In the modern era, the Russian state has reconstructed a “service” or “registered” Cossack movement (see EDM, March 2, March 30, April 25, July 25). Although one can question the devotion to actual Cossack history of those who operate within the ranks of the service movement, the Cossack legacy in the region offers insights into the motivations of this small but critical segment of the Russian army. It also offers possibilities for how Russia plans to consolidate its control over the region after the fighting—plans which are speculative at best.

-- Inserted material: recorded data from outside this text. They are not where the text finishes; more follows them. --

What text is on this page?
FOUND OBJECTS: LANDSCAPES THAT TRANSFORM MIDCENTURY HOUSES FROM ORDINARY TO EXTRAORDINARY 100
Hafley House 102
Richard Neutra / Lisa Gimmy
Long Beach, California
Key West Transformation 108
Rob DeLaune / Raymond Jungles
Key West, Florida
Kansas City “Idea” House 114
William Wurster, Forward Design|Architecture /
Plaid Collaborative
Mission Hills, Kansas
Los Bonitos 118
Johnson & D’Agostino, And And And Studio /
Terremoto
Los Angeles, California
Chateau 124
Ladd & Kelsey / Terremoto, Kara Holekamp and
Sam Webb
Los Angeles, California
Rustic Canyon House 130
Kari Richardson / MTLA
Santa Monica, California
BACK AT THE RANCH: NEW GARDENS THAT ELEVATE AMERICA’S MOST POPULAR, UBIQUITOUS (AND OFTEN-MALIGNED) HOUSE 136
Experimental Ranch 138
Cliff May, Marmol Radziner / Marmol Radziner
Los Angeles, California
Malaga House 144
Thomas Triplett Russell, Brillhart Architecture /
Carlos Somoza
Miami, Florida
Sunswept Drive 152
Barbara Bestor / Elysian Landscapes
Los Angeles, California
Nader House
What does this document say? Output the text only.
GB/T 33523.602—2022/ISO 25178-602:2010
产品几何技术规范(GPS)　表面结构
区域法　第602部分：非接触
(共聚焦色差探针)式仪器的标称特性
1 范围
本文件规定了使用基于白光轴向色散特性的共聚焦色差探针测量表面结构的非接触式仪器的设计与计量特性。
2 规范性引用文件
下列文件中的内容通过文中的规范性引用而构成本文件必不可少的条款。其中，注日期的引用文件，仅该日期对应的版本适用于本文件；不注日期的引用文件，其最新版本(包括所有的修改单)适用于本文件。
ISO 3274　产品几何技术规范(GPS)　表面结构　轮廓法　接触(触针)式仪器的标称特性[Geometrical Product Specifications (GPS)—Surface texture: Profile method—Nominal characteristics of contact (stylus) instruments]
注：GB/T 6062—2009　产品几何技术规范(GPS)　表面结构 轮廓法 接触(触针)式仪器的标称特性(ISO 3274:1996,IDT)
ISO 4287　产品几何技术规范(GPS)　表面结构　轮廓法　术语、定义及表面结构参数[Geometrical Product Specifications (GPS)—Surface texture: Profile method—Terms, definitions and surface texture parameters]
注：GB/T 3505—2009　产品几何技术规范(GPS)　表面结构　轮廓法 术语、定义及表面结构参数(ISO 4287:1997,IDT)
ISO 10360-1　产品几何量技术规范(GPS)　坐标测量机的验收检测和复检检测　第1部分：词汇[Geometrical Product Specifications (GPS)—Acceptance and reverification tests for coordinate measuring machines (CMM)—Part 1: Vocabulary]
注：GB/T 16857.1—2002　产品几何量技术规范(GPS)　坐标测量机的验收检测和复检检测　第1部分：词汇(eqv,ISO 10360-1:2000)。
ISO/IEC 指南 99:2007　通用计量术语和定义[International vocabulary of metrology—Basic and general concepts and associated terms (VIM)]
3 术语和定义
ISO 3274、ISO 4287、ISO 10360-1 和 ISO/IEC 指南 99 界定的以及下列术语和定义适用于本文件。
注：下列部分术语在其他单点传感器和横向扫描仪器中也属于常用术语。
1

To begin with, the mythical importance of the region to at least some of the Cossacks fighting in Ukraine was spelled out in an interview with the commander of the Tavrida battalion, Ivan Andreev, who goes by the nom de guerre “Horseman” and hails from the Black Sea Cossack Host in illegally annexed Crimea. Andreev claimed that “Zaporizhzhia Oblast is a territory of historical inhabitance by the Cossacks, the Zaporizhzhian Cossacks, [it is] very symbolic that we were here. And it is a great honor for us here and now to liberate this territory. We will go to Zaporizhzhia and Khortytsia. … For the Cossacks, this is a holy war. Because now there is a clear and open war against the Orthodox Christian world. It is obvious. We see how actively on the territory of Ukraine they are fighting with canons of the Orthodox faith, creating sects there, handing out names. For us, this war, in the first instance, is to protect our faith. But in general, this is a war for the protection of the Russian world” (, September 10).

The proximity of the terms “religious” and “Cossack” is revealing, and the number of Cossacks who have served on the front now stands at 8,000, up from 4,000 in early April 2022 (, October 13). Given that approximately 700,000–800,000 Cossacks have “registered” in Russia, it remains a mystery why more registered Cossacks have not been called up into the conflict Perhaps, this is because the Russian regime is saving them to suppress domestic dissent?

But the institutionalization of the Cossack legacy has also expanded during the war, including in Ukraine. In a June 2022 article, since removed from the All-Russian Cossack Society website, several dignitaries discussed the idea of creating a 13th voiska for the Russian Cossack society: the Zaporozhzhian voiska. This would certainly be consistent with plans to expand the presence of Cossack voiska in Russian life, such as the plan to create one in Kaliningrad (see EDM, September 12).

Cossack organizations are also planning on expanding youth organizations to Kherson, Zaporizhzhia, Luhansk and Donetsk (, October 21). Meanwhile, some 27 young Cossacks have sacrificed their lives in the “special military operation,” a number which underscores the calamitous long-term demographic consequences for Russia as it continues to lose military forces at an alarming rate. In this vein, one may ask how much blood Putin is willing to sacrifice on the altar of a criminal invasion in an attempt to exorcize the ghosts of Taras Bul’ba.